A propos de Démon, de Thierry Hesse, qui sera mon invité le 18 mars 2010 à 20h à la librairie La Terrasse de Gutenberg.
Voyage au centre de la guerre
Pour Stendhal, le roman était un miroir que l’on promène le long d’un chemin. Avec Démon, magistrale fresque construite autour d’une obsession – la guerre et ce qu’elle sème en l’Homme – Thierry Hesse donne plutôt l’impression de tenir une caméra embusquée à l’intérieur des êtres. Et ce qui détermine les mouvements incessants de cette caméra d’une époque à l’autre, d’un personnage à l’autre, c’est le fil que suit le romancier – une interrogation : où se loge la guerre en soi ?
Démon raconte la quête de Pierre Rotko à qui son père, Lev, révèle peu de temps avant de se pendre, l’assassinat par les nazis de ses parents Franz et Elena, des juifs russes. Le secret soudain dévoilé, et qui ne sera jamais discuté puisque Lev Rotko, semble-t-il, n’a pu survivre à sa révélation, jette un éclairage cru sur la manière dont Pierre a vécu jusque-là. Pierre, en effet, tourne depuis longtemps autour du mal, recueille, en Afrique ou ailleurs, ses multiples manifestations, part lire aussi sur les visages ce que grave l’irruption brutale du malheur. C’est que Pierre obéissait sans le savoir aux injonctions de ce qu’il appellera désormais son démon juif. Avant même de connaître le destin de ses grands-parents, Pierre avait perçu, dans les silences de Lev, l’écho de leur cri. En entrouvrant la porte sur son histoire familiale Lev Rotko permet enfin à son fils d’entendre le cri lui-même, celui de Franz et Elena, bien sûr, mais avec lui ceux de tous les Hommes broyés par la guerre. « Une idée me hantait, écrit Hesse, que les familles perdent toujours la guerre ». Et partout, en effet, à Grozny comme à Stavropol, en Angola comme en Bosnie, seuls les stratèges peuvent se dire victorieux. Lorsque les combats cessent, lorsque la violence ouverte, « officielle » se retire telle une marée boueuse, les familles, quel que soit leur camp, comptent leurs pertes, cherchent une explication qui, la paix revenue, se refuse.

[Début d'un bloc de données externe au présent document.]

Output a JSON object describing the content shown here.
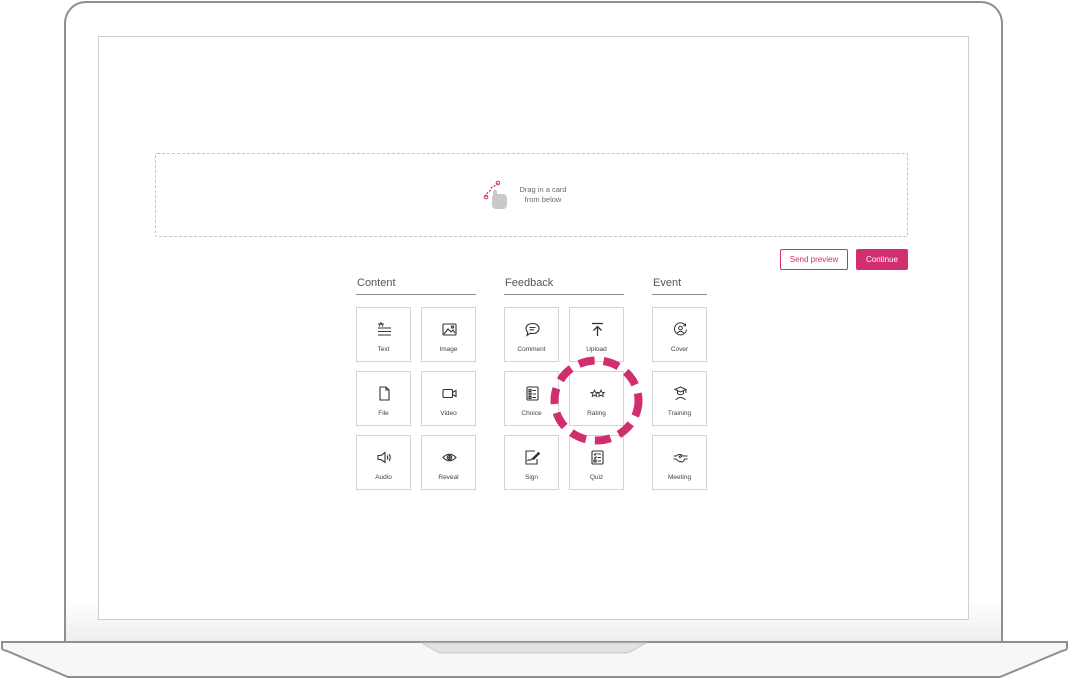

Avec Thierry Hesse, dans le sillage de sa caméra indiscrète, cruelle même parfois quand elle montre les pensées mesquines, les motivations minuscules, les élans égoïstes qui allument les plus grands feux, on contemple un peu sonné l’intimité de l’Histoire qui ici n’est pas un décor mais bien le personnage central et vibrant. Hesse, sans relâche, grâce à une écriture précise et dépourvue d’effets, nous maintient dans les sales draps des Hommes. C’est aussi suffocant qu’efficace. On a souvent envie de les fuir, ces lieux du crime. Mais c’est trop tard : Franz et Elena, Zeinap la Tchétchène, les dizaines et les dizaines de personnages, bourreaux, victimes ou les deux à la fois, tous ces individus pris dans ces sales draps ne sont plus de simples chiffres, des images figées dans les livres d’Histoire ou celles, fugaces, de l’actualité. On les a vus vivre, tous, et leur souvenir a définitivement rejoint nos propres démons.